There’s no curriculum or schedule created for Gardner artists-in-residence. They live in an apartment on the premises of the Gardner for a month and are given incredible access to the Museum and its collections. “The idea is to give the artist what I call the ‘gift of time,’ without asking for anything,” said Cavalchini. “It’s really allowing them to immerse themselves in the collection, which is an incredibly powerful resource. It’s a living place. The artists go where they want to go.”

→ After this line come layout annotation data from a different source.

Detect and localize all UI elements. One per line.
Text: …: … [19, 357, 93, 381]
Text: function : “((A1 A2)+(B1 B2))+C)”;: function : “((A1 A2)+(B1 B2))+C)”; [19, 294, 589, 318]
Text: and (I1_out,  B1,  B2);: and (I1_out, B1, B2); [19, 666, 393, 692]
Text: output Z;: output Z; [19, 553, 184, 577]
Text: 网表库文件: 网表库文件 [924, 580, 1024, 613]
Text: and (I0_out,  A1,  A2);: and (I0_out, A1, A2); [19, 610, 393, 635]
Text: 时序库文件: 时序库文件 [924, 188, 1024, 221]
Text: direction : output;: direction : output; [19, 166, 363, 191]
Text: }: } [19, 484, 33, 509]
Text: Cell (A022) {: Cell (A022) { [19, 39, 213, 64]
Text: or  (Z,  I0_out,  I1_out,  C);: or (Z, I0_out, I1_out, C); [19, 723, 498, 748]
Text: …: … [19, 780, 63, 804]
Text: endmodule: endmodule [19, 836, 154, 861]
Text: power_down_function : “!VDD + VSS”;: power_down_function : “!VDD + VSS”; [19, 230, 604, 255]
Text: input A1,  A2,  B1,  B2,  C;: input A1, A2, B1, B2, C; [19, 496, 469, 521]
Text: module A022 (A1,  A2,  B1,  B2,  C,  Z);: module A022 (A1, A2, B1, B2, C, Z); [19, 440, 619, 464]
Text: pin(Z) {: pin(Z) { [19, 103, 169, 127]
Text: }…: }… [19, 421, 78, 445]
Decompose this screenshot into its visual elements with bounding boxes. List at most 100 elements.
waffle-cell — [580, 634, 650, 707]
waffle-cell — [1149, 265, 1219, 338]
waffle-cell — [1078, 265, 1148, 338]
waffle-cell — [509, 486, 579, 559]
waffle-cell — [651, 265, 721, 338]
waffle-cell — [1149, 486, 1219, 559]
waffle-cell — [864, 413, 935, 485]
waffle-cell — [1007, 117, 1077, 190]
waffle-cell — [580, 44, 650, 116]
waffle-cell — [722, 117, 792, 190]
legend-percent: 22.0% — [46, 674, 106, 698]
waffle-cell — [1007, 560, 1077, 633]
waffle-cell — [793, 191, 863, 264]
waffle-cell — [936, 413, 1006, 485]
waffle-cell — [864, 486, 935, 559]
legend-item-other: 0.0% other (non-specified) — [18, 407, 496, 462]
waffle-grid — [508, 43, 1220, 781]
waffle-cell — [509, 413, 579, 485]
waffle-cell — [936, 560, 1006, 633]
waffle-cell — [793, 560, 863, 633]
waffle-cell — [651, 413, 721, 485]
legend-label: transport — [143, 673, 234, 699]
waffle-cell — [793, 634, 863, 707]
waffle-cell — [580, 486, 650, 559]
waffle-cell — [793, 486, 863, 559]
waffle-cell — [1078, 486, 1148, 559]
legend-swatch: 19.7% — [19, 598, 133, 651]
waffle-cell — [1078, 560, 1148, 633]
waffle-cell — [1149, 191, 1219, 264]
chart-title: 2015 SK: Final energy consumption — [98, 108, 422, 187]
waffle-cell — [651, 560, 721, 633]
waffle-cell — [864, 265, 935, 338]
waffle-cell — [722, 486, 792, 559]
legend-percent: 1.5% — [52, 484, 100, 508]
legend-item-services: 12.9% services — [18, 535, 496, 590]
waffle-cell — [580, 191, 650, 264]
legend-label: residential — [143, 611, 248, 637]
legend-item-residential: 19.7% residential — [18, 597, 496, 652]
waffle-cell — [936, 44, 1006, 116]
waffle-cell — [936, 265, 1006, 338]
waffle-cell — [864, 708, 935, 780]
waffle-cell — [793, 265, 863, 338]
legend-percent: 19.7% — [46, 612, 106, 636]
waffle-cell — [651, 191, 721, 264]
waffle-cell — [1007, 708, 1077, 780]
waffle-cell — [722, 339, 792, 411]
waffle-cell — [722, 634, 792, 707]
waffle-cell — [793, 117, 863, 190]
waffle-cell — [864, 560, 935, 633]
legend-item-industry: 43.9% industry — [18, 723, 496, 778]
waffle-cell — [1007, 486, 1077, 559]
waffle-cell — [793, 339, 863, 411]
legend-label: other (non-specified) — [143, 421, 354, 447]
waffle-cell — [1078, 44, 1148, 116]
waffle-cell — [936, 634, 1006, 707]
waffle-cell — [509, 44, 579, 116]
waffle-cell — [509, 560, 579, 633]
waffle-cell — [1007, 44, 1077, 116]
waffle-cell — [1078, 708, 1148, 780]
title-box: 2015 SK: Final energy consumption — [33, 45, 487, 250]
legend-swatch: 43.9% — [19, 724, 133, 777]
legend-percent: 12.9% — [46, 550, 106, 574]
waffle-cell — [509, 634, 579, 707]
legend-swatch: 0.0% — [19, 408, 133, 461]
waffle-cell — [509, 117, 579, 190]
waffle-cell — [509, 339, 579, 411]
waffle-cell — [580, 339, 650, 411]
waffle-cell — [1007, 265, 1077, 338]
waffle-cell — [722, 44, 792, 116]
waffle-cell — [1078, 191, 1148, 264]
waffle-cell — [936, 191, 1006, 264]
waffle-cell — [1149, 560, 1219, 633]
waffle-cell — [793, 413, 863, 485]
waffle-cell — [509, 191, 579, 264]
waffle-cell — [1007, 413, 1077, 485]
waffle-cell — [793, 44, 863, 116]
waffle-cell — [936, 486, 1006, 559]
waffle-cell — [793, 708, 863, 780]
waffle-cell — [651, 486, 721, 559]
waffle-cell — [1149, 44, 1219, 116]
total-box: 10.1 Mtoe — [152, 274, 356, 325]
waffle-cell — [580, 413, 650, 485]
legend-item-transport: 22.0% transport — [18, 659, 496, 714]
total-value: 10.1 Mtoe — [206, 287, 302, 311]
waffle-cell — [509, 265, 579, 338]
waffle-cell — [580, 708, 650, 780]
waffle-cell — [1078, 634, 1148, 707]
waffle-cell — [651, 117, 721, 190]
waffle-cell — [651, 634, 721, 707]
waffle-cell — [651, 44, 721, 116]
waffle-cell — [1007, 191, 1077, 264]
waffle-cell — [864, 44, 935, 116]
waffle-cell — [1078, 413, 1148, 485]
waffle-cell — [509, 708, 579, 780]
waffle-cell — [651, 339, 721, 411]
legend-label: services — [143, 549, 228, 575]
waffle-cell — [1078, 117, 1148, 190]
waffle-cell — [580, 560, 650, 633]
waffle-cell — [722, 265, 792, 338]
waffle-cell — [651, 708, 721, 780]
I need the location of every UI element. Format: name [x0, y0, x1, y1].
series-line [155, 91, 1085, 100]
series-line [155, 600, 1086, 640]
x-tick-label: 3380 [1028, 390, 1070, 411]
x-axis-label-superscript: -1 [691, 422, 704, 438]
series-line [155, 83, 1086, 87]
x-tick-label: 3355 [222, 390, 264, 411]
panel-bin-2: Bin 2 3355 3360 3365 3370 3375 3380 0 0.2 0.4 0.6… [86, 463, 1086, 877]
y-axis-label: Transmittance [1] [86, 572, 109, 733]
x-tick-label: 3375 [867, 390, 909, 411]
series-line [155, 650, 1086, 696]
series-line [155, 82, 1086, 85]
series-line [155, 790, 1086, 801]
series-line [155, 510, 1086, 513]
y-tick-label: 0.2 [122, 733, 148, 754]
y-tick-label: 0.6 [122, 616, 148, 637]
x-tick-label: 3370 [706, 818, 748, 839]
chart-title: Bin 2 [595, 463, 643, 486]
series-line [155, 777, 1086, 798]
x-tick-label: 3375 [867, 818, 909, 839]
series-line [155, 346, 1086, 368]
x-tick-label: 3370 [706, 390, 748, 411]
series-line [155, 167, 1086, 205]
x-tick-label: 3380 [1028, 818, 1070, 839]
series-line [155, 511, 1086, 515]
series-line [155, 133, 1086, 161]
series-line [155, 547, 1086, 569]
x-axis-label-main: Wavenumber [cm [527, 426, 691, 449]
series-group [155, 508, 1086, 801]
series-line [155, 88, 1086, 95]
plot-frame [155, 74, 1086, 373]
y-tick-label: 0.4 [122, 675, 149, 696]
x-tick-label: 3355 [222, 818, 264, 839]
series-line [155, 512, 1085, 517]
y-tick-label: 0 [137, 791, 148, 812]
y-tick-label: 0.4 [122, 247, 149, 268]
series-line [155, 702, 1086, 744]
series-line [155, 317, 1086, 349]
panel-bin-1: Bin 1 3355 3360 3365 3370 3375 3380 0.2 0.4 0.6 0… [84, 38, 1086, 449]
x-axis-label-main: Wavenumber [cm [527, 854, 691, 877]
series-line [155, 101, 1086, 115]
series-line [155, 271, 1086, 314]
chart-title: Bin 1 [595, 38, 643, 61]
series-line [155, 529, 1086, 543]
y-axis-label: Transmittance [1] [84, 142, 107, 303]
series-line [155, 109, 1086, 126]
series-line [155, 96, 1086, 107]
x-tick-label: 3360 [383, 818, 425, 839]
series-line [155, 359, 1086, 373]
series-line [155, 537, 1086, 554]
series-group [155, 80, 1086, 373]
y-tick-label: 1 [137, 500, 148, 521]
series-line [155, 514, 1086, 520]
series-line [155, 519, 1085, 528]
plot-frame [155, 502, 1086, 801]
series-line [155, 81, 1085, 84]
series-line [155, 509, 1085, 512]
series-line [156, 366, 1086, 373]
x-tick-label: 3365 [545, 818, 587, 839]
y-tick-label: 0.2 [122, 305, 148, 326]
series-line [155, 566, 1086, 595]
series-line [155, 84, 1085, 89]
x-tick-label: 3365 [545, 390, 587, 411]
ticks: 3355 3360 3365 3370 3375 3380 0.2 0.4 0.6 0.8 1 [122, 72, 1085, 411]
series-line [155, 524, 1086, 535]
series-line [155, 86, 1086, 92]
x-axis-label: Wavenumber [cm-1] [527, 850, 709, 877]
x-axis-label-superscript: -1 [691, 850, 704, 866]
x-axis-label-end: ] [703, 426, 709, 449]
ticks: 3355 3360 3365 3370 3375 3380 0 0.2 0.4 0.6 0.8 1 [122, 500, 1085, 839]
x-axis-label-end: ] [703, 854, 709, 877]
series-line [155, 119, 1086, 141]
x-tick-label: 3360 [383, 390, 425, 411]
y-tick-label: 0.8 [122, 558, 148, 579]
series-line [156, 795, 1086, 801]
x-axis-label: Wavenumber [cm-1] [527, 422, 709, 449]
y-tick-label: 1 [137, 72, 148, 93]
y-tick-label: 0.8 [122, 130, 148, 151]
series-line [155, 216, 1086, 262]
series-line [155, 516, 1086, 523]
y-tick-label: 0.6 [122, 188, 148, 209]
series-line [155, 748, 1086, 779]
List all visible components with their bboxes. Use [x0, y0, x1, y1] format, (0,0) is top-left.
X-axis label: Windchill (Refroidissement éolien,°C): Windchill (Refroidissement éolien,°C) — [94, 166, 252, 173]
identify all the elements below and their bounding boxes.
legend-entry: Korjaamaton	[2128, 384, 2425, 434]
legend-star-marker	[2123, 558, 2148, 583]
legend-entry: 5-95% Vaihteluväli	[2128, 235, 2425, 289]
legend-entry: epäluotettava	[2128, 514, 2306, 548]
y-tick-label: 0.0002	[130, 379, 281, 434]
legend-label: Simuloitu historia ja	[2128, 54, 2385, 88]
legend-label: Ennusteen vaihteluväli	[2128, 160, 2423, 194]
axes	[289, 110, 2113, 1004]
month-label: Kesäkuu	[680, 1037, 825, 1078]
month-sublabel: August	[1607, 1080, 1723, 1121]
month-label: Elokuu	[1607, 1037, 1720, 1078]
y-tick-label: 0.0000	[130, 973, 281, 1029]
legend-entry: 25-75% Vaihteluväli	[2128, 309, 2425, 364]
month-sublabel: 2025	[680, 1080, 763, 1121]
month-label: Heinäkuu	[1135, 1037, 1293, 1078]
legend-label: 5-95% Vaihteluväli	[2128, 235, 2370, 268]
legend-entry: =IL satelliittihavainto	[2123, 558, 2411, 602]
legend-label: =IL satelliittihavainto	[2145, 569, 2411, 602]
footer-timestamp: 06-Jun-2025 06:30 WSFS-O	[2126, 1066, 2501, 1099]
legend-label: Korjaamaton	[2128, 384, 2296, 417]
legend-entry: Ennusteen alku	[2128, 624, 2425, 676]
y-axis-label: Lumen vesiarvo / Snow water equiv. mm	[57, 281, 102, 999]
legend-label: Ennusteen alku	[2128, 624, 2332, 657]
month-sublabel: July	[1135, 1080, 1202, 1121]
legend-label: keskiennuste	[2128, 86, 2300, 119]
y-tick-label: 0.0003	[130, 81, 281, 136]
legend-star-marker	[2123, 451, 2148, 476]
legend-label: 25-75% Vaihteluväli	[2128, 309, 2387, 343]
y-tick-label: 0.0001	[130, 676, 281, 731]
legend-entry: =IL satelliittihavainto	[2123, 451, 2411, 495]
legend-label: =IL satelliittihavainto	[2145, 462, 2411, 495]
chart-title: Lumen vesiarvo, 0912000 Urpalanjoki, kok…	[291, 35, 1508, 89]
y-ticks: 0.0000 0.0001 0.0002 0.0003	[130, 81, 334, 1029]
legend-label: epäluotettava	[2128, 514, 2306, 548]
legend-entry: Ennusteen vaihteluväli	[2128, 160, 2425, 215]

Cavalchini added, “Most people end up doing work in some way that’s responsive to the collection. It’s always great because it’s new work in the voice of the present. … It’s a great alchemy. Some really great things have come out of it including this amazing façade that will be going up shortly.”

Neighborhood-facing art

About his collaboration with the Gardner, Locke couldn’t be more thrilled. “I wanted to make a work that faced Mission Hill that spoke to the people who live there. The educational staff and the curatorial staff do wonderful work in outreach to bring people into this museum, the teens behind the scenes — all these kids have this relationship with this place which is fantastic to see.”

With nothing but praise for the Museum, Locke concluded by saying, “I come in here and I feel welcome here. I feel like this is my place and I want other people, especially people who live in this neighborhood, to feel like this is their museum. That’s what the Freddie Gray piece means to me. Probably more than anything as a projection of the museum’s affection for its community, and my own public act of mourning for Mr. Gray.”